Maybe she could put her time in at the firm for a short period? Sort of like the Peace Corps, they joke.
"Friends call it 'Corporate Corps,' " says Keller, a science teacher at Langley High School in McLean.
About 56 percent of law school graduates immediately enter private practice, according to NALP (formerly the National Association for Law Placement). Fourteen percent go into business. Twenty-two percent enter government, and 5 percent work for a public interest organization or an advocacy practice such as Legal Aid.
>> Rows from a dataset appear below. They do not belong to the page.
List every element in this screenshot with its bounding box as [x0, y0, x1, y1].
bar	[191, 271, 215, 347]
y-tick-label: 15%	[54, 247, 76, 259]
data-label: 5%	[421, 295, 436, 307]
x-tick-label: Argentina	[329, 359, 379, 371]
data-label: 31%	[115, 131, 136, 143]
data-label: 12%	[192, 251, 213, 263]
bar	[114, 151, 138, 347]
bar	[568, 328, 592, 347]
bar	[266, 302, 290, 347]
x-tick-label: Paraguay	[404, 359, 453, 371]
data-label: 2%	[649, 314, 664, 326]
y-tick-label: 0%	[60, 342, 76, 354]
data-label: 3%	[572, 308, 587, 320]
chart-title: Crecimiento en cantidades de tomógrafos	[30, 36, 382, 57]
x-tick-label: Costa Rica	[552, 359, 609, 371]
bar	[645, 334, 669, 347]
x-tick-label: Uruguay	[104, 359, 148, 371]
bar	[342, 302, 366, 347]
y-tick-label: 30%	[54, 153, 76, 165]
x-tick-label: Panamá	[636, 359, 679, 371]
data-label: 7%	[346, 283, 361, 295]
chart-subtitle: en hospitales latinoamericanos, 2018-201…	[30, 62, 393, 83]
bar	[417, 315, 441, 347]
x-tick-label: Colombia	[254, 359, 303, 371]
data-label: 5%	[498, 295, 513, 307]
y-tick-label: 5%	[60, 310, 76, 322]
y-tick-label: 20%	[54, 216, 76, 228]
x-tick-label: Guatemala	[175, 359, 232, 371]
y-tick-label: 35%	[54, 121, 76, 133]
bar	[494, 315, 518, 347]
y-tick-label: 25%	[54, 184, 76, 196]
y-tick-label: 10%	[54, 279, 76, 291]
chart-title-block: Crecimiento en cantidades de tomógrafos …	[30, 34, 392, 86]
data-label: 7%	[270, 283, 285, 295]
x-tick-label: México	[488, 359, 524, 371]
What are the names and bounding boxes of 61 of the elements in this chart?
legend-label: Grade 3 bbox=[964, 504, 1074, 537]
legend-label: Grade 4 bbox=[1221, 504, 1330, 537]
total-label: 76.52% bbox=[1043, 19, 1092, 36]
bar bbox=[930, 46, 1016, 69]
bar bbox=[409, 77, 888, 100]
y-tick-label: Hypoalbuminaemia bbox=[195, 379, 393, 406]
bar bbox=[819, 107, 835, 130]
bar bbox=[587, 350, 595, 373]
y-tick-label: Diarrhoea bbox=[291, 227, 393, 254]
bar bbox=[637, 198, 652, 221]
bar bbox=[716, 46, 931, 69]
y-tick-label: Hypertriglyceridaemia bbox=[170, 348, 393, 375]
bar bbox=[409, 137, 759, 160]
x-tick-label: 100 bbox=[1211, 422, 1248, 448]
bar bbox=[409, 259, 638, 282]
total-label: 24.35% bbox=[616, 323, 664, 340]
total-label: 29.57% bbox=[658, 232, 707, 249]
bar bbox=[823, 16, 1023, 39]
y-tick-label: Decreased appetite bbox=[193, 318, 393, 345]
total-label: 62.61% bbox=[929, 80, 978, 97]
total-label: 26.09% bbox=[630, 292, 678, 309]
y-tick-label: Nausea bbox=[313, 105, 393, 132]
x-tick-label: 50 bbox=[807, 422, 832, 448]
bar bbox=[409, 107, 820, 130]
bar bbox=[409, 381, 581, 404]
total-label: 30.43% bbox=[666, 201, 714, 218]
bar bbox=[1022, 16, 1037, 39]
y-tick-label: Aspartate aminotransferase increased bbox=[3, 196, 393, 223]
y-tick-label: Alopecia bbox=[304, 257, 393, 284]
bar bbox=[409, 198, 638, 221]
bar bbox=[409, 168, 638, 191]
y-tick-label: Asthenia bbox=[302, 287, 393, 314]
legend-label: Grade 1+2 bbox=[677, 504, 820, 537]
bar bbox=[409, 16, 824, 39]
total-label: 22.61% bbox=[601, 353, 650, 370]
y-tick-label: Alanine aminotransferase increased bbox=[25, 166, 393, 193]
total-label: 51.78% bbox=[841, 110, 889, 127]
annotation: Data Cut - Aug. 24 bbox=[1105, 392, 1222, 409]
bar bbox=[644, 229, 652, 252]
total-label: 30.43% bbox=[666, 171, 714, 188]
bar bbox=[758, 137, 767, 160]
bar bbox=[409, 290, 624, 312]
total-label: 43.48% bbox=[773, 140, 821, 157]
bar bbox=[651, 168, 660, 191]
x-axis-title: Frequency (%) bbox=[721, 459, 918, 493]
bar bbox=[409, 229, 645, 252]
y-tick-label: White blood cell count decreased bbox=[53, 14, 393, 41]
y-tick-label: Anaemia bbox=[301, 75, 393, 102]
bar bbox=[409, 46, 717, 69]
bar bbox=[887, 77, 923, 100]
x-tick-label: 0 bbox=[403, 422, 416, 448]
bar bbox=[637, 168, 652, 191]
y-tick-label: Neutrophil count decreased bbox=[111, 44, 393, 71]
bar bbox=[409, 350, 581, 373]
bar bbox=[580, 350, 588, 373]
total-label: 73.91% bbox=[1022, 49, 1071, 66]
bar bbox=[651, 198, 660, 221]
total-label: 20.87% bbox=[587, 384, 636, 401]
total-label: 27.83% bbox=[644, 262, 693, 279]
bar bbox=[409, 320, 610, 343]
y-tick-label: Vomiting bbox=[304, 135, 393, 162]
The American Bar Association reports that the average amount private law school students borrowed in 2005-06 reached about $83,200; the total was about $54,500 for those in public law schools. The median starting salary for lawyers at non-governmental or public interest organizations is $40,000, according to NALP, and for those in government, $48,000. For private practice lawyers, the median is $95,000. This year, first-year associate salaries at some firms reached $160,000, partners say. That's not counting bonuses.